Several classification systems of chronic pancreatitis have been proposed to provide a basis for treatment and research. All of these previous classifications were designed at the height of pancreatic research of their respective times; thus, each represented the most current knowledge available to pancreatologists at the time. However, none of these classifications provide simultaneously a simple standardized system for the clinical classification of chronic pancreatitis according to etiology, clinical stage, and severity of the disease, nor are they consistently useful for directing clinical practice and comparing interinstitutional data. Thus, we aimed to develop a new classification system of chronic pancreatitis to provide a framework for studying the interaction of various risk factors on the course of the disease.
We reviewed the literature on the clinical course of all different forms of chronic pancreatitis, and we reviewed all previous classification systems of the disease. This approach provided a basis for the development of a new and unifying classification of chronic pancreatitis.
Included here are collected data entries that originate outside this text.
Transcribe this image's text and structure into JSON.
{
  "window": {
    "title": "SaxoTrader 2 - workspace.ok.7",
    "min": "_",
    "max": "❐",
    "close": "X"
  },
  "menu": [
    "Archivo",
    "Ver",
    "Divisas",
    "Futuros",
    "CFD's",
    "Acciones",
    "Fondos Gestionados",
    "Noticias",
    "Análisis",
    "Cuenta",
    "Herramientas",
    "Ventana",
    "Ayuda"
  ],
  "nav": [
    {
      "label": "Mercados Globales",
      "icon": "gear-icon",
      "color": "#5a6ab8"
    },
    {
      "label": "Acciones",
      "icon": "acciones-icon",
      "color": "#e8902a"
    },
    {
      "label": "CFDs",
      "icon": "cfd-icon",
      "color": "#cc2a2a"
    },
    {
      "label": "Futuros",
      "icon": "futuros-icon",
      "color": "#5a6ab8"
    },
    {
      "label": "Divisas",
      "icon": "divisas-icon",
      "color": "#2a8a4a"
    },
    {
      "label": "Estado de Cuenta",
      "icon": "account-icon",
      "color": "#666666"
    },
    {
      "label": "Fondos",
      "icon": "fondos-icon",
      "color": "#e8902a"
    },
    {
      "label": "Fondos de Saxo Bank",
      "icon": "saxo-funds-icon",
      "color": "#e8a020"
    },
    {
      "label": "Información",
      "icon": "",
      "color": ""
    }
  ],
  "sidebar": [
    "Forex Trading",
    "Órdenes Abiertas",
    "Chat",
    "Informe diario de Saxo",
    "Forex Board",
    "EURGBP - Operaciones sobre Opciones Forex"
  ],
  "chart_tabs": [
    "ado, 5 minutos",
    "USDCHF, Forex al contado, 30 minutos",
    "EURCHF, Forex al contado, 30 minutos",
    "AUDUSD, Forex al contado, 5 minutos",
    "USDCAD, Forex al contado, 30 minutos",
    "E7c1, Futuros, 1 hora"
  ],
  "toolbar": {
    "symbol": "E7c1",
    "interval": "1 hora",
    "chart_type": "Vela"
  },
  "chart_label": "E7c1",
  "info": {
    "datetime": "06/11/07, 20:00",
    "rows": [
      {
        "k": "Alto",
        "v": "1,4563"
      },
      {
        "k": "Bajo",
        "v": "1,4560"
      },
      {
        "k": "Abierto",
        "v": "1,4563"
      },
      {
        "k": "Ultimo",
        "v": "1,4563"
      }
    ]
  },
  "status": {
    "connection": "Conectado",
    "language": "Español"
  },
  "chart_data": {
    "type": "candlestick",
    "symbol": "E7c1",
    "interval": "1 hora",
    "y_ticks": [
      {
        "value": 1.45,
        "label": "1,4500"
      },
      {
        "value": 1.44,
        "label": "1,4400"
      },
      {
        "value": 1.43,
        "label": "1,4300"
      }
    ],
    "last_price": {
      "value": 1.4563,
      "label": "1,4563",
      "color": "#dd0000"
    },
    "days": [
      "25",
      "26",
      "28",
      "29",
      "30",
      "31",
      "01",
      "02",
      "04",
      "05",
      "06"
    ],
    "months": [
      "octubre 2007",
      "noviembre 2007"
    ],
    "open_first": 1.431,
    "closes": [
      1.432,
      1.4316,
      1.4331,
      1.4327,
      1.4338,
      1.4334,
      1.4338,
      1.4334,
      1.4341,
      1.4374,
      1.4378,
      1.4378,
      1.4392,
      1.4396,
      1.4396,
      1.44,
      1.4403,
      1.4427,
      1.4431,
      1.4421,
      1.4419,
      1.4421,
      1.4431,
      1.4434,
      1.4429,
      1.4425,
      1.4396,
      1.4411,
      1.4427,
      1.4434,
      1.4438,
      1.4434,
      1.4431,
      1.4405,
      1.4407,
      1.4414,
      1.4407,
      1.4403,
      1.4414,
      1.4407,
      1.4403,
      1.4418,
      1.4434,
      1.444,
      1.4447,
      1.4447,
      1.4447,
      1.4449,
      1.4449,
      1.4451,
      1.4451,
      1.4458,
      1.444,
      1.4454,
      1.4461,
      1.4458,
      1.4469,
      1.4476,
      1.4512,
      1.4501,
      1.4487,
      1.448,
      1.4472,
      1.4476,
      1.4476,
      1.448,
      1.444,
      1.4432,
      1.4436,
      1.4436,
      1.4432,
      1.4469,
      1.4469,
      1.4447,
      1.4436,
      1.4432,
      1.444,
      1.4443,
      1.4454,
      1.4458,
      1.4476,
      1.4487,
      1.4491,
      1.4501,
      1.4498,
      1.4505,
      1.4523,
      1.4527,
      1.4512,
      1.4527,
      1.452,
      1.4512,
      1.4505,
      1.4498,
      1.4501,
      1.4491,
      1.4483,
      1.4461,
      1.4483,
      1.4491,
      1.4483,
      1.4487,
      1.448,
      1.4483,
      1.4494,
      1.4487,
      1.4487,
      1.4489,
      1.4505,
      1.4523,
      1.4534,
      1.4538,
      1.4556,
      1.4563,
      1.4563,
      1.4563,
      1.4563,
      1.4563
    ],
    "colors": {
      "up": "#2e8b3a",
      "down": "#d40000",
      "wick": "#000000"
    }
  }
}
We established the M-ANNHEIM multiple risk factor classification system based on the current knowledge of acute and chronic pancreatitis. This classification allows patients to be categorized according to the etiology, clinical stage, and severity of their disease. The severity of pancreatic inflammation was assessed using a scoring system that takes into account the clinical symptoms and treatment options of chronic pancreatitis. Finally, four hypothetical patients were categorized according to the M-ANNHEIM classification system to provide examples of its applicability in clinical practice.
The M-ANNHEIM multiple risk factor classification system is simple, objective, accurate, and relatively noninvasive, and it incorporates etiology, different stages of the disease, and various degrees of clinical severity. This new classification system will be helpful for investigating the impact and interaction of various risk factors on the course of the disease and will facilitate the comparison and combination of interinstitutional data.